HOW TO GET A SHARED FOCUS
HOW TO DEVELOP IT
When you are the one with the expectations
Articulate your expectations
Before the work begins, clearly explain what is needed, by when and what the quality standards are. Stay focused on the outcome and do not over-prescribe or micro-manage the process.
Have an open dialogue
Once you have articulated your expectations, check if the other person perceives the expectations as acceptable and realistic. Be open to feedback and be prepared to either adjust your expectations or your resources. Do not mistake silence for understanding.
Secure a commitment
Explicitly ask for a commitment, whether written or verbal. Without an outspoken commitment, your expectations will remain just yours. Do not assume that, just because you have explained your expectations and given people the chance to provide feedback, responsibility for meeting those expectations has transferred to them.
Manage changes
The best plans do not remain intact for long, so communicate early and often when things change, give people the opportunity to renegotiate their commitments and ask them to reaffirm those commitments.
When you are the one from whom something is expected
Get the expectations on the table
Everyone has expectations, so make sure that you ask what they are, preferably in writing. Ask as many questions as you need, until you feel comfortable that you fully understand the expectations.
Negotiate
If you are about to commit yourself, you have a right to negotiate the terms - especially when you feel that you are not set up for success. Remain calm in the conversation, even if the expectations feel unreasonable and attempts to negotiate are not successful. Ask for the resources you need to be successful. Remain objective about the expectations and focus on a fact-based conversation that outlines a shared ownership of success.
Commit
Committing transfers power and ownership from the person making the request to the person delivering. It moves your self-talk from "they have expectations against which I will be judged for" to "I have made a commitment which I will hold myself accountable for." This mental shift is especially critical for when things go wrong, as you will feel more comfortable making decisions and reacting when you are empowered.
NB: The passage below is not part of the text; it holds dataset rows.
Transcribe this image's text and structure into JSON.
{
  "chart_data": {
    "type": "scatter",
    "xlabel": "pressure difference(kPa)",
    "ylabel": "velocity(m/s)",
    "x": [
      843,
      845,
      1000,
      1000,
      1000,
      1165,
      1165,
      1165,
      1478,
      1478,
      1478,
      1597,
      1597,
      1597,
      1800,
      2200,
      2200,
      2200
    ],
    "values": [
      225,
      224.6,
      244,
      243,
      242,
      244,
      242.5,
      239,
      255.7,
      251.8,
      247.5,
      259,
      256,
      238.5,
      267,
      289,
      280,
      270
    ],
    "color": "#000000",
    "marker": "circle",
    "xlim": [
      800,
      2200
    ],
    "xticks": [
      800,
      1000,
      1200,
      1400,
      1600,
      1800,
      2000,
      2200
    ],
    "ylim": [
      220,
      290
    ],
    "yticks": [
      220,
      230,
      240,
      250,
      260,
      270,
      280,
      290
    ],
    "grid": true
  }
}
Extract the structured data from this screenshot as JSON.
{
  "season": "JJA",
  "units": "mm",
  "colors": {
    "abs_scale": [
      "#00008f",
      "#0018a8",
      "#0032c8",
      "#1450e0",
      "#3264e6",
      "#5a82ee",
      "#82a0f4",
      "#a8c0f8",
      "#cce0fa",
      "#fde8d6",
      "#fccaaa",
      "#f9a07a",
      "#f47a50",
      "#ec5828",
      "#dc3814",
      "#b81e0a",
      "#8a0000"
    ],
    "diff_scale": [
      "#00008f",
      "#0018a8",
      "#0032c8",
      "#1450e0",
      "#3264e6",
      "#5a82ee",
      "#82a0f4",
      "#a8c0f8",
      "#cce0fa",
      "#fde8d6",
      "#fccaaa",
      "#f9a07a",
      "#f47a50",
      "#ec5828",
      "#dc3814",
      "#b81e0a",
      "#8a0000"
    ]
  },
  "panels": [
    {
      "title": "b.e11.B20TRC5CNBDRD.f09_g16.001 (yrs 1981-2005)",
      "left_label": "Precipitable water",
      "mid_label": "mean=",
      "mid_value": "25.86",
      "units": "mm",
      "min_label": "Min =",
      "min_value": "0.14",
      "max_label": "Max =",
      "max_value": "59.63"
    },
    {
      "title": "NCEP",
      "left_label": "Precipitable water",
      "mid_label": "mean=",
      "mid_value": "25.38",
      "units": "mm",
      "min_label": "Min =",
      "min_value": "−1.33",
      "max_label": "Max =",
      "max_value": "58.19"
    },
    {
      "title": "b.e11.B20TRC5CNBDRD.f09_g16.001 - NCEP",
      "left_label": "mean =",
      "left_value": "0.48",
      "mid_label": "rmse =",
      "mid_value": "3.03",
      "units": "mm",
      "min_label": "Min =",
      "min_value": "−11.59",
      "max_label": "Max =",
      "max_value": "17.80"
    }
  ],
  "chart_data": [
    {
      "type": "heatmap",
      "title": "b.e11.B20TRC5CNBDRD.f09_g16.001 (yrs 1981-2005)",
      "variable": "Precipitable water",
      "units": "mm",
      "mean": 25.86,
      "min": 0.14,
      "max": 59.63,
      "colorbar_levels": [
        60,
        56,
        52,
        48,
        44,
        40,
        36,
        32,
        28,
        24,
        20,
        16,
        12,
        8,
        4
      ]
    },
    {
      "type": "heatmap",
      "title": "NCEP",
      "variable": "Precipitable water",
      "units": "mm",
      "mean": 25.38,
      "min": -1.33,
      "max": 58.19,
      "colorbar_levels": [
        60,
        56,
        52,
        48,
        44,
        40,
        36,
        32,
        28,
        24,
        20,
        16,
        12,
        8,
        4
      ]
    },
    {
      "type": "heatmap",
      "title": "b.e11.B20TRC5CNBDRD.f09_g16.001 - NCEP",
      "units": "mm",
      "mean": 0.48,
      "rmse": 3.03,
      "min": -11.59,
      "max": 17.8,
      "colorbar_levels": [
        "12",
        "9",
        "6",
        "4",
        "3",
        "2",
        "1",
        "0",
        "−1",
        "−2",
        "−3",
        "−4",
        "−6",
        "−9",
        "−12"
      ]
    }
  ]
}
Never commit if you do not believe that you can deliver on your commitment. If you cannot commit fully and are stuck in negotiations, document the elements to which you are able to commit, the gaps and issues preventing you from committing fully and the risks to the outcome.
Manage against your commitment, not their expectations
As work proceeds, measure your progress against your commitments and communicate early and often if changing circumstances or shifting expectations will impact your ability to deliver. Ask to renegotiate your commitments if you are unable to adjust your resources sufficiently to address these changes. Staying focused on your commitments rather than on other people's expectations will keep you feeling empowered and in control of the results of your work and of your reputation.
Following these steps with your team, will help you move toward governing your relationships with commitments instead of expectations. You will discover when everyone is empowered to own their commitments, expectations will regularly be exceeded.